ATT, l’homme du passage de témoin en 92, a été celui du come-back en 2002

Par Moussa DIARRA

Bamako, 10 Nov (AMAP) Quand le général à la retraite, Amadou Toumani Touré (ATT), candidat indépendant, arrivé en tête du premier tour de l’élection présidentielle malienne du 28 avril 2002, avec 28, 71% des voix, avait passé, dix ans plus tôt, le 8 juin 1992, le témoin au président démocratiquement élu, Alpha Oumar Konaré, il était entré dans l’Histoire. Et, quand il finit par réaliser un come-back en politique, après avoir remporté, le 12 mai 2002, le 2ème tour avec 65,01%, il s’est installé dans l’Histoire.

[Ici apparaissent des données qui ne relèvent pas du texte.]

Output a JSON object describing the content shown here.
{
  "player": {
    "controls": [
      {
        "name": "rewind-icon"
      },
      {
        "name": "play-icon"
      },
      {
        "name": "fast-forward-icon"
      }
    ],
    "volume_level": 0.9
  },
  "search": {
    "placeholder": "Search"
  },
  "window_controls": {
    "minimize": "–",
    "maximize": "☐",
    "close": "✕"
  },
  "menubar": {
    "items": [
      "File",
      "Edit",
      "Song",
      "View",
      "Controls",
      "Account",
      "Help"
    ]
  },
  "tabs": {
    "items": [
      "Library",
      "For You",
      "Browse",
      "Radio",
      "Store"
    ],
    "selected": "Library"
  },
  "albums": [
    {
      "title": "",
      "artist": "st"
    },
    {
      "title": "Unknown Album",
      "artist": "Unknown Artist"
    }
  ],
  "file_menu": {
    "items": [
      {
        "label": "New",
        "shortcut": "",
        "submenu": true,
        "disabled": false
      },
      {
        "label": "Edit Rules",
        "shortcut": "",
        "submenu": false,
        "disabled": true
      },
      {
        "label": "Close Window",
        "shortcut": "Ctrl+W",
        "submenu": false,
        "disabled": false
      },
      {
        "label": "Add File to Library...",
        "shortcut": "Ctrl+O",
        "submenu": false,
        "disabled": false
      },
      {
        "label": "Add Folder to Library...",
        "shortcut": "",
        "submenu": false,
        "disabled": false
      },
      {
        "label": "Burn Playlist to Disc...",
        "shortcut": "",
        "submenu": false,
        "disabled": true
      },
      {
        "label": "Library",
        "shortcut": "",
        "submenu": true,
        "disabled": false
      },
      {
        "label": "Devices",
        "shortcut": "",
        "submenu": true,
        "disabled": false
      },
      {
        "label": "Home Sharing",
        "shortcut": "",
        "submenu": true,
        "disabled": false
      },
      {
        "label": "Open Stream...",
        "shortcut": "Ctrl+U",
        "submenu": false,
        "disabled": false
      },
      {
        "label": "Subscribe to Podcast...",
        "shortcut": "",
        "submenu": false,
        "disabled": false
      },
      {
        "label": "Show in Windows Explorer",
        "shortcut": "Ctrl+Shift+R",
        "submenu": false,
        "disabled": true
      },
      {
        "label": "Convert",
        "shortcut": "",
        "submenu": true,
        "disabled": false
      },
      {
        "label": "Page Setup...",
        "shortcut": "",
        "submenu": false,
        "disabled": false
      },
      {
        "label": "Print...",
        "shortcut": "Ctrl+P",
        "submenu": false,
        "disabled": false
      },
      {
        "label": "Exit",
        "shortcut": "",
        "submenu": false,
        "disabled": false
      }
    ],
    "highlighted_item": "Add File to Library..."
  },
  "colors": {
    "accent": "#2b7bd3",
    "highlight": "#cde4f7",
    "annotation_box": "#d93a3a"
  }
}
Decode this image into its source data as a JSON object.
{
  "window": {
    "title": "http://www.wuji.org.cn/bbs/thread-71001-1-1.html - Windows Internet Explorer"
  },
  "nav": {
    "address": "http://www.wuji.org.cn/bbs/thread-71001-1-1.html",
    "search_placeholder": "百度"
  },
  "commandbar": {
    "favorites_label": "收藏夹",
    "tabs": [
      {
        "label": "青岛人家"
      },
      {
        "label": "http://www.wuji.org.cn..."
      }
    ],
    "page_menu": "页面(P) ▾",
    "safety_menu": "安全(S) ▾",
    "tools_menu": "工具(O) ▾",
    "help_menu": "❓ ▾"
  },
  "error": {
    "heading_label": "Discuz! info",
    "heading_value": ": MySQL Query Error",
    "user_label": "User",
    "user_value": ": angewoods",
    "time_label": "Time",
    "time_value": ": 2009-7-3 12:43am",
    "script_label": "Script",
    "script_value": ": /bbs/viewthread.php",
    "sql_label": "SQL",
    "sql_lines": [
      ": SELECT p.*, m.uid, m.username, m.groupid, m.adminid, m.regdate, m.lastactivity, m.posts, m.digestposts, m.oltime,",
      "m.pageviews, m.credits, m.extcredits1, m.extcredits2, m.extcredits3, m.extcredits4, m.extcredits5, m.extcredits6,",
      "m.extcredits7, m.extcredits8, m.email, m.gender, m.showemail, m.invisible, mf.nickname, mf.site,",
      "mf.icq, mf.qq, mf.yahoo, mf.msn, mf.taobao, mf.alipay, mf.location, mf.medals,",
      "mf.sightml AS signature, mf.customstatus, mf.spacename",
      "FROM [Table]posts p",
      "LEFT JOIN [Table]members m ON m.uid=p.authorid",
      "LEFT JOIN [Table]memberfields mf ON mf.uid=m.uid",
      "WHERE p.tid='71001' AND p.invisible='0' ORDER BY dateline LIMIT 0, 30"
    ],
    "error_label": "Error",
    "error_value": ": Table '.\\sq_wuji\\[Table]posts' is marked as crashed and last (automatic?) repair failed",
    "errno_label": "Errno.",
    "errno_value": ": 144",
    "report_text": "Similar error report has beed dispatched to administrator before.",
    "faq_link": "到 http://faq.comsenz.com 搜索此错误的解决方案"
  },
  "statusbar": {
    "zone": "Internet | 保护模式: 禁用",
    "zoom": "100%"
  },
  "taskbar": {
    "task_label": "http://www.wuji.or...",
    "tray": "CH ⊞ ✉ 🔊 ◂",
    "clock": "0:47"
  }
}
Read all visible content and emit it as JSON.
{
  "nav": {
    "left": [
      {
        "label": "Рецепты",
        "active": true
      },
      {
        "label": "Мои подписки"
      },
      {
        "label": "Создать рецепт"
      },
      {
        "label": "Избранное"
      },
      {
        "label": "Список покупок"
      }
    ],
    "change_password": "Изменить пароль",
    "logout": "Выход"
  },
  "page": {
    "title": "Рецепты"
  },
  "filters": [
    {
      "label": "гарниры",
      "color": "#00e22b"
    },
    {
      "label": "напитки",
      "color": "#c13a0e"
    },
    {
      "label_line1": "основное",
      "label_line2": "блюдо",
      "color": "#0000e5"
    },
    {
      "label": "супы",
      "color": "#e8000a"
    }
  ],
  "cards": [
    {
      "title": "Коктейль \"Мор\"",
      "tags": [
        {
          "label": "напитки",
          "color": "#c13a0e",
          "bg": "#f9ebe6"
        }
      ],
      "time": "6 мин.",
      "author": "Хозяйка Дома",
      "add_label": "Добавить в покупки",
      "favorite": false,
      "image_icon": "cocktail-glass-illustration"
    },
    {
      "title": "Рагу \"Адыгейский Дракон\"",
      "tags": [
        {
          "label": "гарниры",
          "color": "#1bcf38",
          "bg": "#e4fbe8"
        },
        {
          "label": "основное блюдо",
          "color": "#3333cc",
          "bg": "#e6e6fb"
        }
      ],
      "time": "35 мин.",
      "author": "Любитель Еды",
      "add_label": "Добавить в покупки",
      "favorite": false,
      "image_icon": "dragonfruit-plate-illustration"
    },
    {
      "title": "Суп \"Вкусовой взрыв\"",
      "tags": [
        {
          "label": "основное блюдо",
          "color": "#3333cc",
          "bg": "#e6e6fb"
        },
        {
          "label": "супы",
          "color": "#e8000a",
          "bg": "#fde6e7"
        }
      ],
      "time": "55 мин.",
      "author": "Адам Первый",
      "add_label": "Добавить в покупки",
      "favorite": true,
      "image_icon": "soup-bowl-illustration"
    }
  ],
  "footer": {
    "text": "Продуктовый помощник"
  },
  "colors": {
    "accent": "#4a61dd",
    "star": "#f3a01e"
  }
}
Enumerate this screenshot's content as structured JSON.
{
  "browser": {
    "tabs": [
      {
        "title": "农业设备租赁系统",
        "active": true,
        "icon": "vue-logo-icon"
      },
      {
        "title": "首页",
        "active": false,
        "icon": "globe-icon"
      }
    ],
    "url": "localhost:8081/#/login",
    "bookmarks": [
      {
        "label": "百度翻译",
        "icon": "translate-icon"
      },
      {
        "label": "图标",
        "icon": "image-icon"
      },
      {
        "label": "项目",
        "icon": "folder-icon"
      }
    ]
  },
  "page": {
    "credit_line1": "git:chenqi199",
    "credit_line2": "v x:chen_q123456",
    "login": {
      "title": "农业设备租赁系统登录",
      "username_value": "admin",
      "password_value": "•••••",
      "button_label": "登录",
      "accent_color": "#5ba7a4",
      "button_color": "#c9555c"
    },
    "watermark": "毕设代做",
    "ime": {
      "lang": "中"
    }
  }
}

Son départ du pouvoir, en dépit des pressions pour qu’il reste, a laissé aux Maliens l’image d’un militaire qui a su tenir parole, après avoir mis fin au régime d’un autre porteur d’uniforme, le général Moussa Traoré emporté par un mouvement populaire le 26 mars 1991.

« Si j’étais resté, j’aurais triché. Si je m’étais présenté aux premières élections, j’aurais faussé le jeu », avait dit le général ATT dans un entretien à un journal panafricain pour expliquer les raisons de son départ du pouvoir.

L’homme, qui avait ainsi quitté les fonctions de chef de l’Etat, est né le 4 novembre 1948 à Mopti, dans le Centre du Mali. Initialement formé comme maître de l’enseignement fondamental, en 1966, il a intégré, par la suite, l’Armée en 1969 après un concours d’admission à l’Ecole militaire interarmes de Kati, à 15 km de Bamako.

Il a grimpé très vite les échelons mais des évènements historiques qui mirent à l’écart de nombreux responsables de l’Armée ne furent pas sans effet sur sa carrière.

Le jeune militaire du camp des commando-parachutistes de Djikoroni, à l’ouest de Bamako, a surtout bénéficié des avantages de ses formations effectuées à l’Ecole supérieure des troupes aéroportées de Riazan, en ex-URSS et au Centre national d’entraînement commandos de Mont-Louis, en France.

En 1978, il a obtenu ses galons de capitaine et est devenu, le 28 février 1981, le commandant de la garde du président Moussa Traoré. Monté au grade de commandant, Amadou Toumani Touré obtint, du coup, le commandement du bataillon des parachutistes en 1984. Ce fut de la direction de ce bataillon que le commando parachutiste s’en est allé en 1989 se perfectionner à Paris, à l’Ecole supérieure de guerre interarmées.

Revenu au Mali le 8 décembre 1990, Amadou Toumani Touré, longtemps resté sans poste, retrouvera le 11 mars 1991, le commandement de son bataillon d’origine.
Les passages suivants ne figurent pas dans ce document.